K – is for Kris Kristofferson

Wednesday 30th December

Can’t remember when I first heard Kris Kristofferson, he seems to have been on my playlist for years, but it must have been around 1970.  The early seventies were incredible, whether or not the revival of American music started when Dylan and the Band decamped to Woodstock or not is debatable, but there was such an outpouring of brilliant new Artists and song-writing just post-Beatles that looking back it seems unbelievable.  Neil Young, Joni, Leonard of course, James Taylor, Carole King and many many others, (stupidly we thought it might continue forever) and one of those new singers was Kris Kristofferson.  He came out of Nashville, and if the story is to be believed he was working as a janitor in a recording studio and writing songs in his spare time.  But what songs!!!

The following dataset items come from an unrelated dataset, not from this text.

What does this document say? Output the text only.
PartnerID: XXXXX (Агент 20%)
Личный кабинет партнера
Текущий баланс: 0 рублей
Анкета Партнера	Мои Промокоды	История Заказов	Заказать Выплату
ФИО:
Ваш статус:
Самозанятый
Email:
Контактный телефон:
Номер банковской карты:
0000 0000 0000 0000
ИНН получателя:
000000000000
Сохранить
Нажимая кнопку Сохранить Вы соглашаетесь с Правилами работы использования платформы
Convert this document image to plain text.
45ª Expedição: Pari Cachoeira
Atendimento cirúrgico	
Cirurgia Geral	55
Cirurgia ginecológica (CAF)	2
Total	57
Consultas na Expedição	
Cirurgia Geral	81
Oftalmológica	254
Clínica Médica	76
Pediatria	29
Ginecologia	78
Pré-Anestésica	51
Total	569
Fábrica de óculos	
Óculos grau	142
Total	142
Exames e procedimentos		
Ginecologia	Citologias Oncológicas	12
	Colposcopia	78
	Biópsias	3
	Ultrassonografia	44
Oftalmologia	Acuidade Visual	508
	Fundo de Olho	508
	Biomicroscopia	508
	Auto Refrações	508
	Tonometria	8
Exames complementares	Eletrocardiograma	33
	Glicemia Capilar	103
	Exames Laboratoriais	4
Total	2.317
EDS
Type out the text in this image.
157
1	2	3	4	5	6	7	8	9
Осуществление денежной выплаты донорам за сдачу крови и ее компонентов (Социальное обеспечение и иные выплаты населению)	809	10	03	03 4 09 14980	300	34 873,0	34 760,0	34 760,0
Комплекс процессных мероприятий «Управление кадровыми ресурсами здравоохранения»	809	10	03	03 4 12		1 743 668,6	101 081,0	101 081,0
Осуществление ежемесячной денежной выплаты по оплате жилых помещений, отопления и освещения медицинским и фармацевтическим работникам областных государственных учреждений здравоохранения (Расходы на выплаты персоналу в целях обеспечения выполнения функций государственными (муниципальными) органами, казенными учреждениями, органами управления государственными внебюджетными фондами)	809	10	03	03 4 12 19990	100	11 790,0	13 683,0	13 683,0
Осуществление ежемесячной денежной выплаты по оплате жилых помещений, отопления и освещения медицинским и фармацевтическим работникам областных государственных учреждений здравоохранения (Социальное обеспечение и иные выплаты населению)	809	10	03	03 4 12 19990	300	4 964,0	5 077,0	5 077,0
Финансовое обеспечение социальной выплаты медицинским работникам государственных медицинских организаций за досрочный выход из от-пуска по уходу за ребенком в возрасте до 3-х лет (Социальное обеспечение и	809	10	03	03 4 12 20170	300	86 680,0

His first album was made to sell his songs, and featured “Me and Bobbie McGee” and “Help Me Make It through The Night” but there isn’t a poor song on the record.  His voice is like raw honey, sweet and rough and totally delicious; it was a perfect mix of country and rock and almost defined the ‘Americana’ genre.  Such was this album’s success that he went on the road and sampled the rock’n’roll lifestyle for a few years, releasing a string of hit albums.  He and Rita Coolidge became an item and also released a few records together, but I felt he was going a bit soft at this point.  He had a hit duet with Barbara Streisand and appeared in quite a few films too.  But he never abandoned his music; he joined with Johnny Cash, Waylon Jennings and Ricky Nelson to form the Highwaymen – another hit collaboration.

Lately he has returned to a simpler stripped back sound, and still keeps making decent records.  But for me, like so many others, it is those first few early seventies records that are his best.  I have most on CD now, but his third ‘Border Lord’ (and one of his best) was only out on CD for a short while; it now command prices in excess of £300 for a copy (I have it on tape only – but am waiting for its re-release one day).  Also a couple of his Rita collaborations are unavailable at all on CD….boohoo.

And for the record, though there have been many many covers of Kris Kristofferson songs, nobody sings “Sunday Morning Coming Down” or “Loving Her Was Easier” or even “Me and Bobbie McGee” (sorry Janis) as good as Kris does.